As for the broadening participation emphasis, I wonder if this is a result of CS not being a clear-cut traditional science. That is, we place a lot of emphasis on artifact creation and building things that isn’t quite as present in natural sciences.
2.
bwfrank | October 14, 2014 at 7:12 am
Physics education research/reform efforts date back pretty far– the bibliography of the book below (we read in graduate school) suggest a large effort was made around the turn of the century.

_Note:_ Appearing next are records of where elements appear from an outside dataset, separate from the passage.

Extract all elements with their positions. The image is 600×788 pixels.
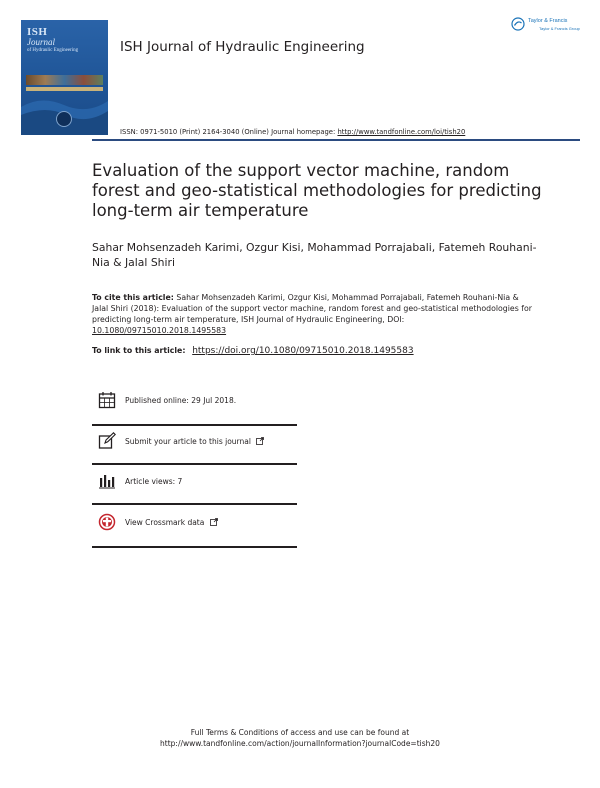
publisher-logo-name: Taylor & Francis — [528, 18, 568, 24]
article-authors: Sahar Mohsenzadeh Karimi, Ozgur Kisi, Mohammad Porrajabali, Fatemeh Rouhani-Nia & Jalal Shiri — [92, 241, 537, 269]
footer-terms-text: Full Terms & Conditions of access and use can be found at — [190, 728, 410, 737]
cover-photo-strip — [26, 75, 103, 85]
citation-block — [92, 292, 532, 336]
footer — [0, 727, 600, 749]
meta-divider — [92, 463, 297, 465]
submit-article-text: Submit your article to this journal — [125, 437, 251, 446]
article-title: Evaluation of the support vector machine, random forest and geo-statistical methodologies for predicting long-term air temperature — [92, 161, 542, 220]
cover-title-line3: of Hydraulic Engineering — [27, 48, 79, 53]
header-divider — [92, 139, 580, 141]
publisher-logo-group: Taylor & Francis Group — [539, 26, 580, 31]
footer-terms-link[interactable]: http://www.tandfonline.com/action/journalInformation?journalCode=tish20 — [160, 739, 440, 748]
submit-article-link[interactable] — [125, 437, 264, 446]
journal-homepage-link[interactable]: http://www.tandfonline.com/loi/tish20 — [337, 128, 466, 136]
journal-title[interactable]: ISH Journal of Hydraulic Engineering — [120, 39, 365, 55]
cover-title — [27, 27, 104, 53]
published-online-row — [98, 391, 298, 411]
published-online-text: Published online: 29 Jul 2018. — [125, 396, 237, 405]
submit-article-row[interactable] — [98, 432, 298, 452]
article-link-label: To link to this article: — [92, 346, 189, 355]
article-views-text: Article views: 7 — [125, 477, 183, 486]
crossmark-link[interactable] — [125, 518, 218, 527]
issn-line — [120, 128, 465, 136]
journal-cover-image — [21, 20, 108, 135]
cover-emblem-icon — [56, 111, 72, 127]
article-doi-url[interactable]: https://doi.org/10.1080/09715010.2018.1495583 — [192, 346, 414, 356]
publisher-logo[interactable] — [511, 17, 583, 37]
meta-divider — [92, 503, 297, 505]
citation-text: Sahar Mohsenzadeh Karimi, Ozgur Kisi, Mohammad Porrajabali, Fatemeh Rouhani-Nia & Jalal Shiri (2018): Evaluation of the support vector machine, random forest and geo-statistical methodologies for predicting long-term air temperature, ISH Journal of Hydraulic Engineering, DOI: — [92, 293, 532, 324]
calendar-icon — [98, 391, 116, 409]
issn-text: ISSN: 0971-5010 (Print) 2164-3040 (Online) Journal homepage: — [120, 128, 338, 136]
article-views-row — [98, 472, 298, 492]
crossmark-row[interactable] — [98, 513, 298, 533]
meta-divider — [92, 546, 297, 548]
external-link-icon — [256, 437, 264, 445]
article-link-row — [92, 345, 552, 357]
meta-divider — [92, 424, 297, 426]
cover-title-line2: Journal — [27, 37, 55, 47]
publisher-logo-icon — [511, 17, 525, 31]
crossmark-text: View Crossmark data — [125, 518, 205, 527]
citation-label: To cite this article: — [92, 293, 174, 302]
citation-doi-link[interactable]: 10.1080/09715010.2018.1495583 — [92, 326, 227, 335]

http://books.google.com/books?id=374ZAAAAYAAJ&pg=PA296&dq=physics+education&hl=en&sa=X&ei=UwM9VOGXKMXOggSCgYE4&ved=0CC8Q6AEwAjgU#v=onepage&q=physics%20education&f=false
But I agree the contemporary instantiation of PER is 40-50 years old.
3.
gasstationwithoutpumps | October 14, 2014 at 6:29 pm
More like 55 years old. I quote from http://en.wikipedia.org/wiki/Robert_Karplus#Second_career_in_science_education
“Beginning in the late 50s, many other scientists also devoted themselves to science education and the schools, but Karplus was from the start a leader at the elementary level. Initially there was substantial reluctance at the National Science Foundation (NSF) to fund science curriculum projects at the elementary level, but this was overcome in 1959, when Karplus and three colleagues received the first of many NSF grants for the improvement of science content at the elementary level. This work evolved into a monumental 15-year effort called the Science Curriculum Improvement Study (SCIS). Under the direction of Karplus and Herbert D. Thier, SCIS became a comprehensive, fully tested, hands-on, laboratory-based program in both physical and biological science for grades K-6.”
4.
Michael S. Kirkpatrick | October 17, 2014 at 10:00 pm
For what it’s worth, I was specifically referring to the journal called Physics Education for illustration, not PER as a whole.
5.
Jean Griffin | October 13, 2014 at 6:43 pm
A book chapter on gender and physical sciences:
Bug, A. (2000). Gender and Physical Science. In J. Bart (Ed.), Women Succeeding in the Sciences: Theories and Practices Across Disciplines. Purdue University Press.
6.
Eric Brewe | October 14, 2014 at 10:30 am
The author has failed to look beyond two groups to characterize a field. The Physical Review PER journal has an upcoming focused collection on gender in physics and the Florida International University group has published a number of articles looking at broadening participation.
7.
Mark Guzdial | October 14, 2014 at 12:24 pm
Three groups: Boulder, Harvard, and U-W. And the characterization came from an expert, Carl Wieman. I just followed up with those three groups to see if it seemed like a reasonable characterization. I completely believe that there is work on addressing gender diversity in physics. It’s just not a mainstream focus of PER like it is in CER.